Steven D'Aprano steve at pearwood.info
Wed Apr 6 10:39:12 EDT 2016

On Wed, Apr 06, 2016 at 11:30:32AM +0200, Petr Viktorin wrote:

> Python was in a similar situation with the .next method on iterators,
> which changed to __next__ in Python 3. PEP 3114 (which explains this
> change) says:
> > Code that nowhere contains an explicit call to a next method can
> > nonetheless be silently affected by the presence of such
> > a method. Therefore, this PEP proposes that iterators should have
> > a __next__ method instead of a next method (with no change in
> > semantics).
> How well does that apply to path/__path__?

I think it's potentially the same.

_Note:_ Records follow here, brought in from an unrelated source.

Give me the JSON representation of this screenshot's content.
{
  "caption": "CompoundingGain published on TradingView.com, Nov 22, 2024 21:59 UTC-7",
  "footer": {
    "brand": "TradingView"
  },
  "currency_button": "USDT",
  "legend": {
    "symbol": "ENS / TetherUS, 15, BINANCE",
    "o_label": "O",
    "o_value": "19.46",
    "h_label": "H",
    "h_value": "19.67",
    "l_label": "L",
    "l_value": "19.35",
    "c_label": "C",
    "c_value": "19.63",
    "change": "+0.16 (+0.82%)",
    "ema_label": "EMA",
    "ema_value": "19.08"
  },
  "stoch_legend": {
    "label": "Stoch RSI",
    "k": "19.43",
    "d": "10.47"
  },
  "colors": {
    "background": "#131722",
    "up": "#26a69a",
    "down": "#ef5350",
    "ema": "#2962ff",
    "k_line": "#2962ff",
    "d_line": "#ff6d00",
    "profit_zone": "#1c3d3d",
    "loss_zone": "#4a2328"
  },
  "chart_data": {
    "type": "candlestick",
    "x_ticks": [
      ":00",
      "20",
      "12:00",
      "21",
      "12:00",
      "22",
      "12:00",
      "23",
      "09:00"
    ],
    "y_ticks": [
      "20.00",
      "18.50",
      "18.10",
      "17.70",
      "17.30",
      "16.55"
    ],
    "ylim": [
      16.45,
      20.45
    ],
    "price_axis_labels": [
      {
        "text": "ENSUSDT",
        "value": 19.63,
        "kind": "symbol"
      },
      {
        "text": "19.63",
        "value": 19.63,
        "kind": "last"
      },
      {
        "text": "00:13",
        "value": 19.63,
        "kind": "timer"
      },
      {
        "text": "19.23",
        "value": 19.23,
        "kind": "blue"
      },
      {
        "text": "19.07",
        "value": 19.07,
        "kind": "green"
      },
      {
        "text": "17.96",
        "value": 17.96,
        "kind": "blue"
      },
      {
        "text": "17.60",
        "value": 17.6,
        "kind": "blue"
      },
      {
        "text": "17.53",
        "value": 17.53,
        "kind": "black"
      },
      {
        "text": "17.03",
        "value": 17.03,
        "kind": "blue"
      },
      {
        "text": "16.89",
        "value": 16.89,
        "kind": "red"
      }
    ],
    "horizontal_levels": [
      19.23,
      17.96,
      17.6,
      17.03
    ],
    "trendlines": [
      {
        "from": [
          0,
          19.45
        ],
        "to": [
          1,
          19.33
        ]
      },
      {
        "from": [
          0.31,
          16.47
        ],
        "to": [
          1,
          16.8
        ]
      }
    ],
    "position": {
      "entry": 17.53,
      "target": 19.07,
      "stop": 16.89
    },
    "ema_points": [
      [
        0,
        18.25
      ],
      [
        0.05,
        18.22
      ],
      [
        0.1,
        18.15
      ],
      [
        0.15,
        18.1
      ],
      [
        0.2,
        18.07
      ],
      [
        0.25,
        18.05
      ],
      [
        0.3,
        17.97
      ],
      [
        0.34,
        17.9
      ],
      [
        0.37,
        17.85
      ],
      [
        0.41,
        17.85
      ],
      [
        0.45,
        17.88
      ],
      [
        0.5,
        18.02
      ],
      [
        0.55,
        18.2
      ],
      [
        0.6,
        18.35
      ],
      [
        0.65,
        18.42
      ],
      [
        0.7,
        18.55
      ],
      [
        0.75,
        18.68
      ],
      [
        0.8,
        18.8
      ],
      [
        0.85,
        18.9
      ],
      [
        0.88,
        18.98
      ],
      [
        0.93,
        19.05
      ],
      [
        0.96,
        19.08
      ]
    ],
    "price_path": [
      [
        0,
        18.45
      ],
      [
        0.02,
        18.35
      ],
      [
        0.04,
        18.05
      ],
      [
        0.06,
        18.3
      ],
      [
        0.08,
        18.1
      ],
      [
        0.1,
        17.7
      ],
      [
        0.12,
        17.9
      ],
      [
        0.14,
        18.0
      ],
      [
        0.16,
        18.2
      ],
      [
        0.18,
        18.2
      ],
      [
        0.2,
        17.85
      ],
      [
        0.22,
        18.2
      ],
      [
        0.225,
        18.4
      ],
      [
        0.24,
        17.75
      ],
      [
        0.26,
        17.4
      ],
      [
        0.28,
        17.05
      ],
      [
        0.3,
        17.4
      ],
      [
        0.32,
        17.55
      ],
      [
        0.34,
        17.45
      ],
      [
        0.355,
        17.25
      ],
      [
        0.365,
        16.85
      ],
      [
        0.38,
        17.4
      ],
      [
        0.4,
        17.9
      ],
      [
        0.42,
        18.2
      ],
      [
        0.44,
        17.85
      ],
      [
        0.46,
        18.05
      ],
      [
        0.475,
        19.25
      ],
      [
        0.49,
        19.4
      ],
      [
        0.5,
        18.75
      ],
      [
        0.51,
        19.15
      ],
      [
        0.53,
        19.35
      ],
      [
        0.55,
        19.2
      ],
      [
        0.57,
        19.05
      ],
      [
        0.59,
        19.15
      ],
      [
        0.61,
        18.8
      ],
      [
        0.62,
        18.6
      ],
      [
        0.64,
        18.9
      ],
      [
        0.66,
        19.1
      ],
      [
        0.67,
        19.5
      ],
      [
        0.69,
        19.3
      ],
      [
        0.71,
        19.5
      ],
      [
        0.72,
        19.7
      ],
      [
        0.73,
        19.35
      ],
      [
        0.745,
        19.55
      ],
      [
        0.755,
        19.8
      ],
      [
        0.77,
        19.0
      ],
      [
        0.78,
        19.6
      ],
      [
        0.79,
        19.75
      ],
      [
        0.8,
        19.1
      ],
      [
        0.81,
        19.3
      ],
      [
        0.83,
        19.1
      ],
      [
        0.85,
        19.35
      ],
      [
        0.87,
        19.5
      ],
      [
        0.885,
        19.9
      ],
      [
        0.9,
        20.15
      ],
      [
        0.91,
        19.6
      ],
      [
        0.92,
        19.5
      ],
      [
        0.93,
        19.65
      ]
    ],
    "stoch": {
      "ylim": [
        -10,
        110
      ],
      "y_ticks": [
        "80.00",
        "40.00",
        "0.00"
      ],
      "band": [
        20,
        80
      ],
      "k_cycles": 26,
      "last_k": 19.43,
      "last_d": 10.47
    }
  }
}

Possibly there are fewer existing 
uses of "obj.path" out there which conflict with this use, but there's 
at least one in the std lib: sys.path. 

> That PEP also introduced the next() builtin. This suggests that a
> protocol with __path__/__fspath__ would need a corresponding
> path()/fspath() builtin.

Not necessarily. Take a look at (say) dir(object()) and you'll see a few 
dunders that don't correspond to built-ins:

__reduce__  and __reduce_ex__ are used by pickle;
__sizeof__ is used by sys.getsizeof;
__subclasshook__ is used by the ABC system;

Another example is __trunc__ used by math.trunc().

So any such fspath function should stand on its own as a useful 
feature, not just because there's a dunder method __fspath__.